* Chamber of Mines says believes decision “unlawful”
* Tussle over mining code raises uncertainty in sector
* Mining makes up 7 percent of S.Africa’s GDP (Adds chamber response)
South Africa intends to suspend the granting of applications for prospecting and mining rights as well as any renewals pending a court case to review new mining laws, the Mineral Resources Minister Mosebenzi Zwane said on Thursday.
Such a move could seriously hamper growth and investment in South Africa’s mining sector, already beset by policy uncertainty, depressed prices, soaring costs and often violent social and labour strife.
“The moratorium would ensure that any applications … are concluded in terms of the 2017 Mining Charter,” Zwane said in a statement.
The Charter is part of a wider empowerment drive in South Africa designed to rectify the disparities of apartheid that persist more than two decades since the end of white minority rule in 1994.

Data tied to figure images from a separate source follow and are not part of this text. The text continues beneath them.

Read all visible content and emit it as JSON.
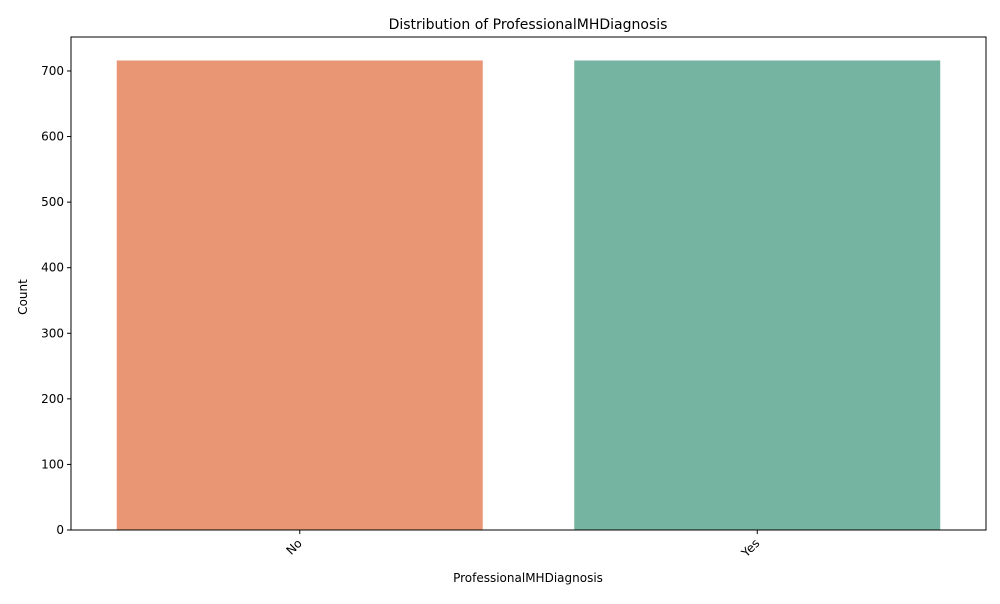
{
  "chart_data": {
    "type": "bar",
    "title": "Distribution of ProfessionalMHDiagnosis",
    "xlabel": "ProfessionalMHDiagnosis",
    "ylabel": "Count",
    "categories": [
      "No",
      "Yes"
    ],
    "values": [
      716,
      716
    ],
    "colors": [
      "#e99675",
      "#75b4a0"
    ],
    "ylim": [
      0,
      751.8
    ],
    "yticks": [
      0,
      100,
      200,
      300,
      400,
      500,
      600,
      700
    ],
    "grid": false,
    "legend": "none",
    "x_tick_rotation": 45
  }
}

The Chamber of Mines said it believed the move to suspend new mining and exploration rights was “unlawful”, damaging to the sector and was beyond the minister’s powers under the Mineral and Petroleum Resources Development Act.
“The effect of the notice is to pave the way for the Minister to issue a further notice to prevent the issuing of new mining and exploration rights which will have an immediate negative impact on investment in the sector,” Chamber said.
Zwane and the Chamber have been at loggerheads over the implementation of a new mining law, which includes raising the level of black ownership in mining firms.
Mining shares fell to more than one-year lows when Zwane released the revised mining charter last month, giving resource firms 12 months to meet a new 30 percent minimum for black ownership, up from 26 percent.
The Chamber has applied to the High Court to prevent implementation of the mining charter.
On Friday, the chamber said the minister had given a written undertaking that the new code would not be implemented until a court ruled on the case.
The latest move by Zwane opened up a new area of contention.
The Chamber, which has complained that mining companies were not properly consulted about the revisions to the charter, said if the minister did not back down on the mining moratorium, it would challenge the move in court.